A+| A| A-
No Breather for Food Subsidy Bill
Farm support payment schemes, aimed at compensating farmers when market prices fall below a certain predetermined price level, work differently in different countries. The article “Price Deficiency Payments and Minimum Support Prices: A Study of Selected Crops in India” (EPW, 19 May 2018) by T Haque and P K Joshi had recommended schemes similar to the Price Loss Coverage programme of the United States as an alternative to the agricultural minimum support price programme in India. This article debates the inferences made, in particular, why price deficiency payment schemes such as the Bhavantar Bhugtan Yojana, will not reduce the food subsidy bill.
Agricultural price support schemes, especially the minimum support prices (MSPs), have been a contentious issue in India. In this context, the Madhya Pradesh (MP) government’s experiment with the Bhavantar Bhugtan Yojana (BBY) between October 2017 and September 2018—a price deficiency payment scheme wherein farmers received the difference money as a government guarantee when they failed to garner the minimum price for the crop they produced—received much attention as a potentially viable alternative of the MSPs.
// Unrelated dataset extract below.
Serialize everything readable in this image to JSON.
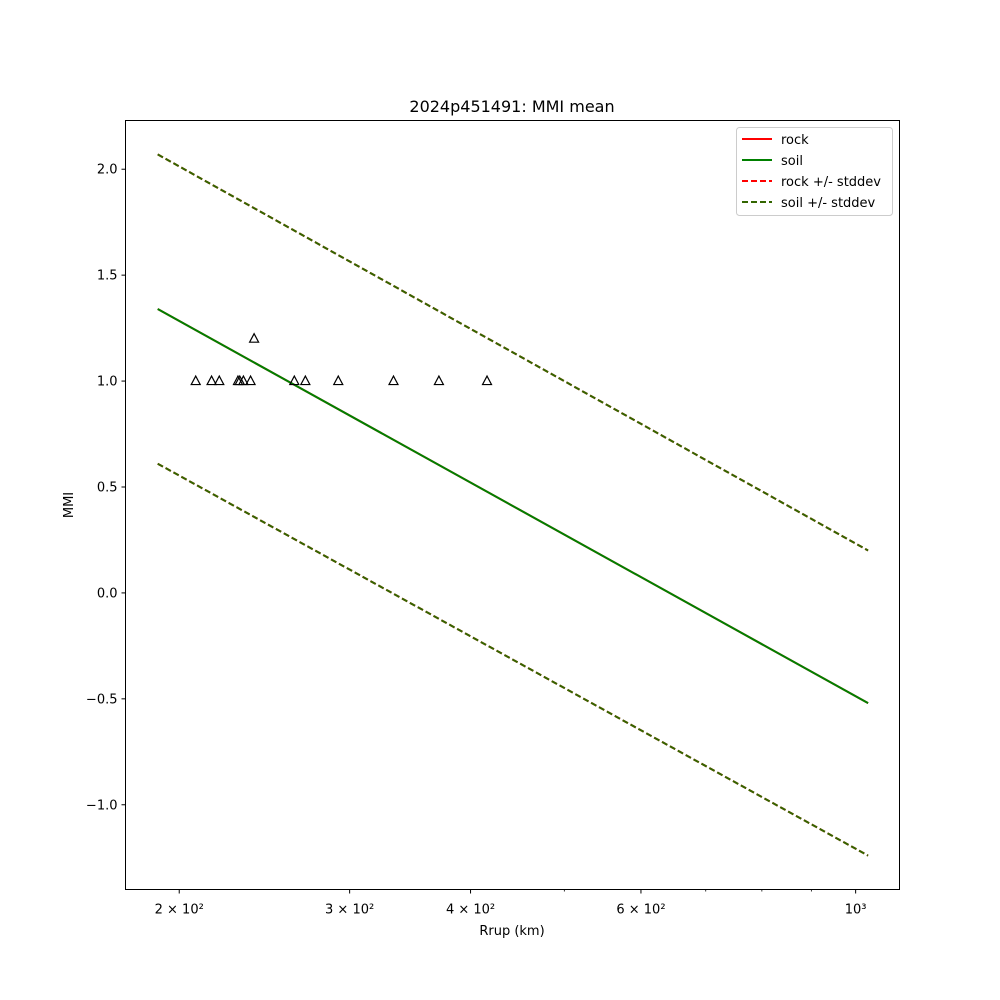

Though the pilot has been rolled back by the MP government towards the end of 2018, the significance of such alternative strategies in the overall discourse on agricultural price support policy will always remain pertinent, and so will be any critical discussion on this issue. In the first place the BBY appears to be a rather problematic mix of two safety net payment programmes implemented by the United States (US) government—namely the Price Loss Coverage (PLC) and the Agriculture Risk Coverage–County (ARC-CO).